Methodologies of art making within forms of collapse

Tuesday, December 8, 2020
6:00 - 7:30 PM PST

On December 8th, join SF Camerawork and artists Adama Delphine Fawundu and Orlee Malka as they discuss methodologies of making during times of unrest and upheaval. Considering issues of value and ethics, both artists practice undoing supremacy modes of productivity and instead offer a retelling of histories through ancestral language and convening of care and gentleness. These modes of creating have been embedded within their studio practice and both artists have considered storytelling as a form of untangling the ties of exploitation and exclusion.

Adama Delphine Fawundu’s art zine hala: an unexpected gift is featured in our Book & Zine Fair. The inaugural issue titled, “for our grandmothers” features interdisciplinary artist Orlee Malka.

ABOUT ADAMA DELPHINE FAWUNDU
Adama Delphine Fawundu is a photo-based visual artist  and visual consultant born in Brooklyn, NY to parents from Sierra Leone and Equatorial Guinea, West Africa. She received her MFA from Columbia University. Ms. Fawundu is a co-author/editor of the critically acclaimed book MFON: Women Photographers of the African Diaspora. This book features over 100 women photographers of African descent from around the globe. Her most recent works investigates the spiritual, cultural, and ideological pre-colonial ways of being that were disrupted by voluntary immigration, colonialism, and distorted within the African Diaspora through oppressive systems stemming from the Trans Atlantic Slave Trade. Fawundu uses photography, video, sculpture and printmaking to create new trans-historical identities as she explores Afrofuturist ideas.

ABOUT ORLEE MALKA
Orlee Malka is an artist and writer living in New York.
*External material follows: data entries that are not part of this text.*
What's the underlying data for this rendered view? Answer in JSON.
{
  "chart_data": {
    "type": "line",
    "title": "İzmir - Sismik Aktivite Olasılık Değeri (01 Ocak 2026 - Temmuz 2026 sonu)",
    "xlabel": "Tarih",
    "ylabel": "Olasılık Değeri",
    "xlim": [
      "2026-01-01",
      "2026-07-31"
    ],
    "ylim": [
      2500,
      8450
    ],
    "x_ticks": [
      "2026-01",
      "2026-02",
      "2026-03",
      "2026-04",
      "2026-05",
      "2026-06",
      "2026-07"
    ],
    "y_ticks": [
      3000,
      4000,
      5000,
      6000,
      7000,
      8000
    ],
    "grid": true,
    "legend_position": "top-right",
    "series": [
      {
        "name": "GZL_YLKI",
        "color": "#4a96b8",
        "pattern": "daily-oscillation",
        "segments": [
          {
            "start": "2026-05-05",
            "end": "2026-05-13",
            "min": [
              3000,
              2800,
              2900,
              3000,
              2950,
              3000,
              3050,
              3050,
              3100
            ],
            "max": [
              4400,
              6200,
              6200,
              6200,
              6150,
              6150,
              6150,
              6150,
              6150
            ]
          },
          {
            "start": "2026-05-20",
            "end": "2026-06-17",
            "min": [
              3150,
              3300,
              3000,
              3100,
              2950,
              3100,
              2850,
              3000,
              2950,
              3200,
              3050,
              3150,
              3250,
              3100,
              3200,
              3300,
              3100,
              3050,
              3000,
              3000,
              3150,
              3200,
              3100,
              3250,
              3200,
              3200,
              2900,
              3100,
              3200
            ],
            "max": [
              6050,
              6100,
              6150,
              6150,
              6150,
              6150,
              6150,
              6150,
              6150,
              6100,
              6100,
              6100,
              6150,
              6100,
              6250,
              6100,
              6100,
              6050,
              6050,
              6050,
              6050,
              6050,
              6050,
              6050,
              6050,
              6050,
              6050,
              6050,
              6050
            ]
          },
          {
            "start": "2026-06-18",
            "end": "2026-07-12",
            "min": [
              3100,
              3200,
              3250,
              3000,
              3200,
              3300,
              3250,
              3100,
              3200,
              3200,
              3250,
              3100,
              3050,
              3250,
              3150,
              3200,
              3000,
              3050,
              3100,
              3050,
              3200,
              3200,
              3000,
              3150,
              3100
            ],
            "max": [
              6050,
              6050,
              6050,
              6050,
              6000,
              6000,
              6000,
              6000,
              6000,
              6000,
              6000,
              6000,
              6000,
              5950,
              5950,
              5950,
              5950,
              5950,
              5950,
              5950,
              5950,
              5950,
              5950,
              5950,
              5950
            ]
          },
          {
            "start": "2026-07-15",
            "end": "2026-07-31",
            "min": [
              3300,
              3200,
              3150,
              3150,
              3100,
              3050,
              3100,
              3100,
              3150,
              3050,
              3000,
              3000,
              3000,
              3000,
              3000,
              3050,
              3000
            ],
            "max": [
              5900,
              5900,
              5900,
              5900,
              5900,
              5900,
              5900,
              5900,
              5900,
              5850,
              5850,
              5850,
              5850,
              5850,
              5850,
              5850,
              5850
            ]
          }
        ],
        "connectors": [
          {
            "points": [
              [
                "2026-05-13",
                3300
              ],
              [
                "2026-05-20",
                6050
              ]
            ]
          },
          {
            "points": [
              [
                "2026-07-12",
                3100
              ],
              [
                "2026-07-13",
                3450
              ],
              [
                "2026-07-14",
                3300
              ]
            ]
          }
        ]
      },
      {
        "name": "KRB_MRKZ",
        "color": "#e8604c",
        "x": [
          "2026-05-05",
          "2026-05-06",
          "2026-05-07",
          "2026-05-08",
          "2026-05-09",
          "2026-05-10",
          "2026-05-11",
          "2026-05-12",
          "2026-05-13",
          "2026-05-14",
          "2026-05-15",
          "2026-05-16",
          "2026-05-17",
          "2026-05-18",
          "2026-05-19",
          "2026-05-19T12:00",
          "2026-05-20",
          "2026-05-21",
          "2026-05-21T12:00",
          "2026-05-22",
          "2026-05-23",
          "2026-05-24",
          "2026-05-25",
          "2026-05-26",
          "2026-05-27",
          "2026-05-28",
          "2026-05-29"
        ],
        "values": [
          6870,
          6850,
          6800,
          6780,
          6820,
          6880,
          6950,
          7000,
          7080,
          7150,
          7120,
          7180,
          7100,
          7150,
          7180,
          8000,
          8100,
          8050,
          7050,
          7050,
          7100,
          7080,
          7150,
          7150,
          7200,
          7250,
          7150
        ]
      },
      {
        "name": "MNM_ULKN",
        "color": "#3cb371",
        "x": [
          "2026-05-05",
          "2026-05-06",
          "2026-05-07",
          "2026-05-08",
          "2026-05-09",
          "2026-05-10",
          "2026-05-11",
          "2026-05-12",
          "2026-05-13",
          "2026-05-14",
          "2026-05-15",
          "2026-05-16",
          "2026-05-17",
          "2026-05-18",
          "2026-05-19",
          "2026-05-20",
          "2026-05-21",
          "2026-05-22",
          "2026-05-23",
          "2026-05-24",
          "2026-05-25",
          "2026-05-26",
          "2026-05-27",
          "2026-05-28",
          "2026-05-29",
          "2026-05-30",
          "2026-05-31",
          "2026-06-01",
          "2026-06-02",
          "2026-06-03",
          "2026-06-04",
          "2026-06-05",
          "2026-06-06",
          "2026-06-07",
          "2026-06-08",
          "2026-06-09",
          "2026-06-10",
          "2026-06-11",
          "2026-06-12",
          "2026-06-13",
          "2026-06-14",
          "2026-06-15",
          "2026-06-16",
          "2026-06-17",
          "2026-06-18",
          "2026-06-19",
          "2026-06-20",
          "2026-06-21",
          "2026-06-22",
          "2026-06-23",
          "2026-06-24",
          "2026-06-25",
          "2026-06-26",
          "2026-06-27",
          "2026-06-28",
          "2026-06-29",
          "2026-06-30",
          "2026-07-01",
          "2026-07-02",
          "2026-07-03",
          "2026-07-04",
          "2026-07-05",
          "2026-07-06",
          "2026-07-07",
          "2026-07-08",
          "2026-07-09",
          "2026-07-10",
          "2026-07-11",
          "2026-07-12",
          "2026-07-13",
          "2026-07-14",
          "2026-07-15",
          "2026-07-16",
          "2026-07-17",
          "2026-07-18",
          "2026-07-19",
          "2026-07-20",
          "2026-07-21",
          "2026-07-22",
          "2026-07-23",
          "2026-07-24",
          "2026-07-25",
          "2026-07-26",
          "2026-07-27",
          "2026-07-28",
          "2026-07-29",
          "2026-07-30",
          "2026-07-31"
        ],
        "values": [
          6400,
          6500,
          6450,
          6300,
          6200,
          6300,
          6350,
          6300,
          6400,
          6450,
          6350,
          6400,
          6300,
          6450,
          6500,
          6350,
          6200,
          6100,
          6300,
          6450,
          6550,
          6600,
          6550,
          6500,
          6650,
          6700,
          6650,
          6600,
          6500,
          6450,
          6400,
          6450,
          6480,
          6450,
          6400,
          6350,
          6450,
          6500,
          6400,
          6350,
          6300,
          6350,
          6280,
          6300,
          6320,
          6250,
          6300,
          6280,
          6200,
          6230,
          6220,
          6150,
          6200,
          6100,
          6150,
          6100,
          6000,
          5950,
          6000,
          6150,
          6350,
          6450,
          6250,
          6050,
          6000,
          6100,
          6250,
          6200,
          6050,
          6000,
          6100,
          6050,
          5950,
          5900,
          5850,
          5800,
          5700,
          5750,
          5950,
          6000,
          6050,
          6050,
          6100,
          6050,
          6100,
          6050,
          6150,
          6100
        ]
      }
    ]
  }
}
Her work considers the erasure and collective consciousness of diasporic histories and expands on models of making and planning within cultures of loss. Her conceptual and collaborative work considers the possibilities of art practice within forms of collapse. Malka graduated from the MFA program at Columbia University in 2018, and in 2018-19 was a fellow at the inaugural Interdisciplinary Art and Theory Program, New York.